Kiffe kiffe demain, de Faïza Guène.

Kiffe kiffe demain

L'ouvrage:
Doria, adolescente d'origine arabe, raconte son quartier. Elle vit avec sa mère. Des assistantes sociales viennent. Doria va chez une psychologue, fait du baby-sitting, est aidée dans les matières scientifiques par un garçon de son âge. Mais elle, c'est Hamoudi qu'elle préfère.

Critique:
C'est le premier roman de Faïza Guène.

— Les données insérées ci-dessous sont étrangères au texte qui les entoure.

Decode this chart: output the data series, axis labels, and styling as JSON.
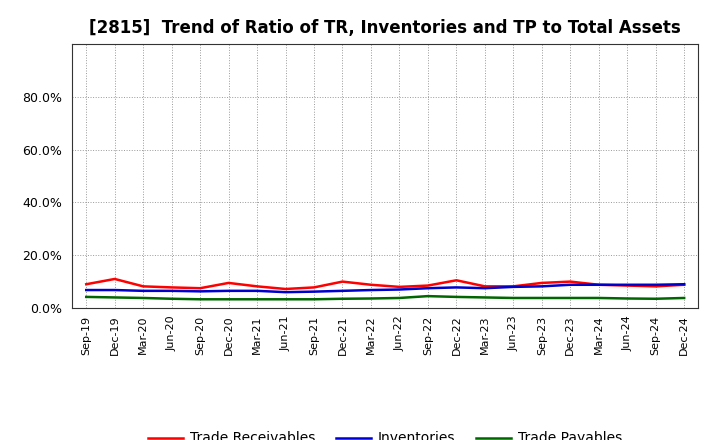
{
  "title": "[2815]  Trend of Ratio of TR, Inventories and TP to Total Assets",
  "x_labels": [
    "Sep-19",
    "Dec-19",
    "Mar-20",
    "Jun-20",
    "Sep-20",
    "Dec-20",
    "Mar-21",
    "Jun-21",
    "Sep-21",
    "Dec-21",
    "Mar-22",
    "Jun-22",
    "Sep-22",
    "Dec-22",
    "Mar-23",
    "Jun-23",
    "Sep-23",
    "Dec-23",
    "Mar-24",
    "Jun-24",
    "Sep-24",
    "Dec-24"
  ],
  "trade_receivables": [
    0.09,
    0.11,
    0.082,
    0.078,
    0.075,
    0.095,
    0.082,
    0.072,
    0.078,
    0.1,
    0.088,
    0.08,
    0.085,
    0.105,
    0.082,
    0.082,
    0.095,
    0.1,
    0.088,
    0.085,
    0.082,
    0.088
  ],
  "inventories": [
    0.068,
    0.068,
    0.065,
    0.065,
    0.063,
    0.065,
    0.065,
    0.06,
    0.062,
    0.065,
    0.068,
    0.07,
    0.075,
    0.078,
    0.075,
    0.08,
    0.082,
    0.088,
    0.088,
    0.088,
    0.088,
    0.09
  ],
  "trade_payables": [
    0.042,
    0.04,
    0.038,
    0.035,
    0.033,
    0.033,
    0.033,
    0.033,
    0.033,
    0.035,
    0.036,
    0.038,
    0.045,
    0.042,
    0.04,
    0.038,
    0.038,
    0.038,
    0.038,
    0.036,
    0.035,
    0.038
  ],
  "tr_color": "#ff0000",
  "inv_color": "#0000cc",
  "tp_color": "#006600",
  "ylim_min": 0.0,
  "ylim_max": 1.0,
  "yticks": [
    0.0,
    0.2,
    0.4,
    0.6,
    0.8
  ],
  "bg_color": "#ffffff",
  "grid_color": "#999999",
  "legend_labels": [
    "Trade Receivables",
    "Inventories",
    "Trade Payables"
  ],
  "linewidth": 1.8,
  "title_fontsize": 12,
  "tick_fontsize": 8
}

Au début, je l'ai trouvé un peu moins pertinent que les autres, mais très vite, j'ai retrouvé la Faïza Guène qui sait appuyer là où ça fera mouche. Doria a un avis sur tout et tous. Ses observations faites en un style vivant (parlé), fluide, enlevé, avec quelques piques, sont très intéressantes à lire. Par le biais de son héroïne, la romancière s'applique, comme à son habitude, à casser les clichés. Par exemple, Hamoudi a passé plusieurs années dans l'illégalité. Cela ne veut pas dire qu'il ne fera pas tout pour se ranger.
Autre exemple: la mère de Doria est illettrée et au départ, sans ressources. Cela ne fait pas d'elle un parasite de la société.

Notre héroïne se plaît également à critiquer les assistantes sociales. Pourtant, l'une d'elles fait vraiment son travail, et ne se contente pas de brasser du vent. Certes, elle est parfois un peu agaçante (surtout quand elle infantilise Doria), mais il ne faut pas oublier qu'elle est vue par les yeux d'une adolescente prompte à se faire une opinion. La jeune fille finit d'ailleurs par dire qu'elle est peut-être un peu rapide à juger les gens, alors qu'elle rejette les préjugés qu'on pourrait avoir sur sa mère et elle.

Ce roman est également celui d'une jeune fille qui se cherche, qui découvre les peines, mais aussi les joies de la vie. Elle vivra des moments décisifs dont elle ne saisira pas forcément tout de suite l'importance.
C'est un récit sympathique, plein de tendresse, d'entrain, de pertinence.

Éditeur: Hachette Littérature.
La version audio que j'ai entendue a été enregistrée pour Sésame.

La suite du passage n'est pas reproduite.